И. А. Бунин записывал в 1919 г. в Одессе: «Мёртвый, пустой порт, мёртвый, загаженный город… Наши дети, внуки не будут в состоянии даже представить себе ту Россию, в которой мы когда-то (то есть вчера) жили, которую мы не ценили, не понимали, – всю эту мощь, сложность, богатство…»
Под властью большевиков у людей оставалось только три пути: служить этой власти, погибнуть или эмигрировать.
Мнения очевидцев
«Что касается политической стороны, то появился какой-то отбор тех, которые решили при всех условиях остаться в Петрограде. Эти люди скептически относились к идее насильственного свержения большевиков и ко всякого рода затеям гражданской войны. По сравнению с югом, где жили прошлым и активно желали его возвратить, здесь жили настоящим и лишь желали его улучшения, хотя бы и весьма относительного. Психология тех же самых слоев русского общества была иная. Те же самые социальные элементы перерабатывались разнородно, и результаты были разные.

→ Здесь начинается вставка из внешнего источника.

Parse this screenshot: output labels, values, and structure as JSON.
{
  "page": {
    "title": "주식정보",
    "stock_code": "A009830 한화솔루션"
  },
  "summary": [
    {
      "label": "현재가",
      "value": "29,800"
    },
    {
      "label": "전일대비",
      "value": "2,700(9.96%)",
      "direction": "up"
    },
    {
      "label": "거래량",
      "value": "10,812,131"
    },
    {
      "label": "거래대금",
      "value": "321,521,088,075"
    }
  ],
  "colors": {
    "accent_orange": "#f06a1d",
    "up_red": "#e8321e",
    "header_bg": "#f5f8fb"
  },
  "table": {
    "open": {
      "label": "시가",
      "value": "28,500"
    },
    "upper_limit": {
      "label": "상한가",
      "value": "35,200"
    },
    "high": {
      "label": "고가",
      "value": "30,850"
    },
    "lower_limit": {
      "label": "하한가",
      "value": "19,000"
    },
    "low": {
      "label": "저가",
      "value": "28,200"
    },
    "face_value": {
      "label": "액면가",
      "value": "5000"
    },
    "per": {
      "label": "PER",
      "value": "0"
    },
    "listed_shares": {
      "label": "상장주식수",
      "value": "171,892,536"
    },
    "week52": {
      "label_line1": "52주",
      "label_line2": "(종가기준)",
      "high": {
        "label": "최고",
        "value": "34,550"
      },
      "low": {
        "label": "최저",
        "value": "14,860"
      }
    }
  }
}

Но самым страшным было равнодушие, с каким относились к попыткам „спасения России“. Да и нужно ли спасать, говорили мне, все равно никаких новых сил нет и не может выявиться. А между тем основным мотивом всех рассуждений, помыслов и эмоциональной стороны Белого движения было прийти оттуда, с юга, на помощь населению, которое якобы изнывает под большевистским игом. Население действительно изнывало, но, запасшись терпением на многие годы, оно верило не в хирургические приемы лечения, а в неисчерпаемую силу русского организма, который все может вынести и ни от чего не сломается.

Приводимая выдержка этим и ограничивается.